NGADA, GRANDISMA.COM – Proses pemulihan wilayah terdampak bencana gempa bumi di Pulau Flores tidak hanya berfokus pada perbaikan fisik bangunan dan infrastruktur publik saja.
Pemerintah Provinsi Nusa Tenggara Timur juga merumuskan langkah komprehensif guna membangkitkan kembali sektor perekonomian rakyat yang sempat lumpuh akibat guncangan gempa.
Hal tersebut mengemuka dalam Rapat Koordinasi Penanganan Gempa Flores yang dipimpin oleh Gubernur NTT Emanuel Melkiades Laka Lena di Posko Tanggap Darurat Ngada, Rabu, 9 September 2026.
Gubernur memaparkan bahwa pemulihan ekonomi diarahkan pada sektor pertanian, kelautan dan perikanan, perdagangan, serta penguatan kembali kapasitas pelaku UMKM yang terdampak.
Sebagai bentuk keberpihakan nyata kepada masyarakat, Pemprov NTT memberlakukan kebijakan keringanan berupa pemotongan 75 persen pajak kendaraan bermotor di wilayah terdampak.
Kebijakan keringanan fiskal tersebut diharapkan mampu meringankan beban finansial warga sekaligus memulihkan mobilitas logistik serta aktivitas perdagangan di daerah.

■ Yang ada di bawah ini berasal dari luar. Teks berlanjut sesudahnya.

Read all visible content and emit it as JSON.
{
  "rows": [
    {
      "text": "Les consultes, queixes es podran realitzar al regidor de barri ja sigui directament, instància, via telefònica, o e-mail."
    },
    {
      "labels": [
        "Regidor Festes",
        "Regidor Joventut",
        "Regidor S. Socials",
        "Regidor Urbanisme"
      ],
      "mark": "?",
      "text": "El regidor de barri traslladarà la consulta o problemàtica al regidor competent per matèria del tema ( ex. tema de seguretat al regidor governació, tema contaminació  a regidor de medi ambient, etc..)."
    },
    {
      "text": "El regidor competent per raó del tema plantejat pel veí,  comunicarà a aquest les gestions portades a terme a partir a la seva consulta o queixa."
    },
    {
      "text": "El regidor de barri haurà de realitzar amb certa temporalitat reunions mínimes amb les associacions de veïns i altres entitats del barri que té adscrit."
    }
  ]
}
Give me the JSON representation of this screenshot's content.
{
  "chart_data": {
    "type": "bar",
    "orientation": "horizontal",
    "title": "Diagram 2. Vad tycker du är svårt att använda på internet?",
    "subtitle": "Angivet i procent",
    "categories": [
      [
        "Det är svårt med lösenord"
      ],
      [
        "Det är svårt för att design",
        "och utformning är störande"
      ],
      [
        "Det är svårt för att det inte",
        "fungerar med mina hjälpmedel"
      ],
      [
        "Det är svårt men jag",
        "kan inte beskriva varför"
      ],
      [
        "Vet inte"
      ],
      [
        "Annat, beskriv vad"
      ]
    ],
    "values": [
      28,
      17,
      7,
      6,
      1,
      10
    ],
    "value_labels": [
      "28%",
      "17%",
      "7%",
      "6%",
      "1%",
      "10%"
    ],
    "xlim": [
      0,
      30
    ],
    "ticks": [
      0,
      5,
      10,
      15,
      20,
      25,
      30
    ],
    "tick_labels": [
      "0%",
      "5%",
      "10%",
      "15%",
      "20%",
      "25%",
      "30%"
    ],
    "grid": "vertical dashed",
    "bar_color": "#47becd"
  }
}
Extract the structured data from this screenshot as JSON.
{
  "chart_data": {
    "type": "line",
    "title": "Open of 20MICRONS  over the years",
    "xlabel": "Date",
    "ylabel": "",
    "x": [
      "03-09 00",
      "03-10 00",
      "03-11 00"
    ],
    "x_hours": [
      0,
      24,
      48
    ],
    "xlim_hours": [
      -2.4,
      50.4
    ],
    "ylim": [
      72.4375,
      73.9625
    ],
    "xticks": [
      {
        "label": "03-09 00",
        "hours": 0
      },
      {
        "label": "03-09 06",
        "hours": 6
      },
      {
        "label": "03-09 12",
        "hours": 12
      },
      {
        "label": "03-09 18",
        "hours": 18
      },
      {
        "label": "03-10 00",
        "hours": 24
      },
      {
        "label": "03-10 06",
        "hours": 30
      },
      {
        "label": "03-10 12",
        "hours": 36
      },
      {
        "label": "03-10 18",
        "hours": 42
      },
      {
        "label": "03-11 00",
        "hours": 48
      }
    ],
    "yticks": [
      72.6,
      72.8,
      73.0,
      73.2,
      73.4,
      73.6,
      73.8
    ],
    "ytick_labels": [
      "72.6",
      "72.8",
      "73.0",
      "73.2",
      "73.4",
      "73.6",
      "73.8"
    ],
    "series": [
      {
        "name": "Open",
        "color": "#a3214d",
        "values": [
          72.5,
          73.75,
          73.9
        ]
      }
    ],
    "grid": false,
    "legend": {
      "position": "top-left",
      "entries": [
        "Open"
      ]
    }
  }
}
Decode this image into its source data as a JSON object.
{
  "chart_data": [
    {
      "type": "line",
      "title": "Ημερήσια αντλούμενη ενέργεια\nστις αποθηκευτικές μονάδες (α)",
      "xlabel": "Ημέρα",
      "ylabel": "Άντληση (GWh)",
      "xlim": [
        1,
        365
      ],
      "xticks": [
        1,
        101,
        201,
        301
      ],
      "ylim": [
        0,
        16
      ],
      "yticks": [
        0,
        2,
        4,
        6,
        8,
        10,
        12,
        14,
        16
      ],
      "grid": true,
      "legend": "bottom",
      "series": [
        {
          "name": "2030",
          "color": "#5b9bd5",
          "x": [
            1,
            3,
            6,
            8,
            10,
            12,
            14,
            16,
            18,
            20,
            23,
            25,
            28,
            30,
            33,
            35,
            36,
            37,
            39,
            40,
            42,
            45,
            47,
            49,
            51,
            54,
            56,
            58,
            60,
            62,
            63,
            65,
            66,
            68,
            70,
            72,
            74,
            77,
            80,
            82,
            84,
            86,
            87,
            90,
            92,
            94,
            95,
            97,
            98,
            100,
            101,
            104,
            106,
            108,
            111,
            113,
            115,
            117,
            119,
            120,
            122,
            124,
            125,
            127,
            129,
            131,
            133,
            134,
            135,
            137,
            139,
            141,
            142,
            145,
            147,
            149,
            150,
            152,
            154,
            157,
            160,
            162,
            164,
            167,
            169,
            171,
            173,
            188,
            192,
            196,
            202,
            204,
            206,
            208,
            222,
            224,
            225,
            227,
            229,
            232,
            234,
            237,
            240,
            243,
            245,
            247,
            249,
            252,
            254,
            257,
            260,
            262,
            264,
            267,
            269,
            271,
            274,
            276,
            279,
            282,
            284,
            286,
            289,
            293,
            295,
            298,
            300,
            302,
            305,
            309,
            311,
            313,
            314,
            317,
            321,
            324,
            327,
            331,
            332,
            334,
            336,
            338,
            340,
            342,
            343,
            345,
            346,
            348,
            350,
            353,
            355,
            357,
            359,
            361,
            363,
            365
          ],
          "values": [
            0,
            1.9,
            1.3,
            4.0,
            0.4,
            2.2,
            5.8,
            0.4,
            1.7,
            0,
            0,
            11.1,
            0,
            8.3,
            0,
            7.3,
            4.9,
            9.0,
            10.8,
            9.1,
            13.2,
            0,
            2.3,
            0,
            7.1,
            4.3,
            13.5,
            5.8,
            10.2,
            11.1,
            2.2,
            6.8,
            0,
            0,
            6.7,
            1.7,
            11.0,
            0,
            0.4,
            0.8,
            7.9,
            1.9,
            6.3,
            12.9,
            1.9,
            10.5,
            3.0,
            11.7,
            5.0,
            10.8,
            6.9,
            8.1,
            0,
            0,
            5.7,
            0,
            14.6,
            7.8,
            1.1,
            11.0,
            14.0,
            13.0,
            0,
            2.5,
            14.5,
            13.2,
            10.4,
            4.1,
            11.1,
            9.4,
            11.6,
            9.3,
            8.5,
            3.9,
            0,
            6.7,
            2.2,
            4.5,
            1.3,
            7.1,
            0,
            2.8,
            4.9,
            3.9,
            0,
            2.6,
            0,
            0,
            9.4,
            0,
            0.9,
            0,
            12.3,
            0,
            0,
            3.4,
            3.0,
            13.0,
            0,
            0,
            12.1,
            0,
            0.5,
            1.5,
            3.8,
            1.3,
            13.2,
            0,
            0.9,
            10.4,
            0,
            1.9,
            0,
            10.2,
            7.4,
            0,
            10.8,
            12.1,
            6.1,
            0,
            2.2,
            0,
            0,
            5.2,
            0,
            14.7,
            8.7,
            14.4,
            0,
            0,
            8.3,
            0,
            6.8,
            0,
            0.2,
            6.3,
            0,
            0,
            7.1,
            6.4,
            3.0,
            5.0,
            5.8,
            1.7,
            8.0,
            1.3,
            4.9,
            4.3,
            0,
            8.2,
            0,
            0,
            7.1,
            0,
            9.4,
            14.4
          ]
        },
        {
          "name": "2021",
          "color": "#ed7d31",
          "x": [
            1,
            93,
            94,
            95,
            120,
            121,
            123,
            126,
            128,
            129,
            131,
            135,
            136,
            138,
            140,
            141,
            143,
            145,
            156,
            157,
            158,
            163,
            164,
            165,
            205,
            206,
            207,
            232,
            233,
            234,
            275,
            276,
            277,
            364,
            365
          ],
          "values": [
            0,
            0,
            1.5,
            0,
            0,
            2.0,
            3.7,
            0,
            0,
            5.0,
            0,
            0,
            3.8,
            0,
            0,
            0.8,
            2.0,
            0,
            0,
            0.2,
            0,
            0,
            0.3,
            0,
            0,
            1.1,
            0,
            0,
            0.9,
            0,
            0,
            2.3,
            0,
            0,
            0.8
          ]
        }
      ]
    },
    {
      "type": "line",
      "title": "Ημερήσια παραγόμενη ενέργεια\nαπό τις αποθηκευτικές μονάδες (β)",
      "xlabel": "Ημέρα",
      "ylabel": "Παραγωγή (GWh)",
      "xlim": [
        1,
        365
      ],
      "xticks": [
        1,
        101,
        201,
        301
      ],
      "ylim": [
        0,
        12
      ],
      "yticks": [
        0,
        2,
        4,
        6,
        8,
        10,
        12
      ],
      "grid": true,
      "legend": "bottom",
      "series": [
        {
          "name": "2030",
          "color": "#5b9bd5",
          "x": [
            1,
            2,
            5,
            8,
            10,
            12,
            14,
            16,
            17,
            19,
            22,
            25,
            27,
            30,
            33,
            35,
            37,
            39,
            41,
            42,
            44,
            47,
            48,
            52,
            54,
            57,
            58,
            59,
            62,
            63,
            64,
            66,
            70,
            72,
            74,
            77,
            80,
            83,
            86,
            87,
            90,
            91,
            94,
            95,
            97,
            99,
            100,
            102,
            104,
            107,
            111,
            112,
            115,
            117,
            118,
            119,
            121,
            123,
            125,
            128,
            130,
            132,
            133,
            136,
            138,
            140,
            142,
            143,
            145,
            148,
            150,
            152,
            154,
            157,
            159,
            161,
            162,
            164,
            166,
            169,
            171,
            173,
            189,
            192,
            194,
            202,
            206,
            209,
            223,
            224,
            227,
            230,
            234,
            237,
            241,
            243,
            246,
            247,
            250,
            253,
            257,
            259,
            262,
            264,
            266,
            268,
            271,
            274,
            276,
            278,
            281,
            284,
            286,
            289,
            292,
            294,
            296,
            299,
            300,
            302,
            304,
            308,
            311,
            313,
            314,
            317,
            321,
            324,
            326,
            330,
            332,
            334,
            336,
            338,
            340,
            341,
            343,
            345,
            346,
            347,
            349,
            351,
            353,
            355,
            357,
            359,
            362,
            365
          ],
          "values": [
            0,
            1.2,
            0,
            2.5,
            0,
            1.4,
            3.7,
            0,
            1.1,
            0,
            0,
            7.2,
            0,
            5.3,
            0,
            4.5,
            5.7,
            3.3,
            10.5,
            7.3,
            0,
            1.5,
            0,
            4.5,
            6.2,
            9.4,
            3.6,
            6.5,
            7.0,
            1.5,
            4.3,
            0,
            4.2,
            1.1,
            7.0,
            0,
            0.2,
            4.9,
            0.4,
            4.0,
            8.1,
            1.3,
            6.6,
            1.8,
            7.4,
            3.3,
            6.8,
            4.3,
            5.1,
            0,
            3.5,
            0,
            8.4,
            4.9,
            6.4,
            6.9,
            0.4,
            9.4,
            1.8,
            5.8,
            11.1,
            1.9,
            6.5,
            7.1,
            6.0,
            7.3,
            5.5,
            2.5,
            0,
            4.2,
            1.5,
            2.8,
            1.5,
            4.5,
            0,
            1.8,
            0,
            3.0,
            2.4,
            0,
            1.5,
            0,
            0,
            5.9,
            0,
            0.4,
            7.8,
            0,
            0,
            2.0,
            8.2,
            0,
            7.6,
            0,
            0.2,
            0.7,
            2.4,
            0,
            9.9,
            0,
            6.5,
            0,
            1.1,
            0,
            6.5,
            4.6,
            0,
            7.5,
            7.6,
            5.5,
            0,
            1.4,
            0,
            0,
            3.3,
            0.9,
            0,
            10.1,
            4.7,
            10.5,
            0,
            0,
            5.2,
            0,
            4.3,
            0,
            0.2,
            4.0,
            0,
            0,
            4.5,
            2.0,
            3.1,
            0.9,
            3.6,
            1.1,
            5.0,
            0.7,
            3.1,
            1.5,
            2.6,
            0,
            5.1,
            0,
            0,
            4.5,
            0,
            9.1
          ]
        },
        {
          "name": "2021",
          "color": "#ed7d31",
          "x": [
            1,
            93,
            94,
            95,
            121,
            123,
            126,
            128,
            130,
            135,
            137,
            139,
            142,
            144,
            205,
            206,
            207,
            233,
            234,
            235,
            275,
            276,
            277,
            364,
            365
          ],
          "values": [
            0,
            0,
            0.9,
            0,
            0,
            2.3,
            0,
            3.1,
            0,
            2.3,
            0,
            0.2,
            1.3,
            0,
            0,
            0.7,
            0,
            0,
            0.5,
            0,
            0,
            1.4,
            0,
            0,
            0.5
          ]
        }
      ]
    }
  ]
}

Guna memastikan seluruh proses pengadaan dan penyaluran anggaran berjalan transparan, Kejaksaan Negeri Ngada turut dilibatkan dengan menyiagakan enam jaksa untuk pendampingan hukum.
Dengan sinergi yang solid antara pemerintah, aparat penegak hukum, dan masyarakat, Gubernur optimis daratan Flores akan bangkit lebih cepat dan menjadi jauh lebih tangguh ke depannya.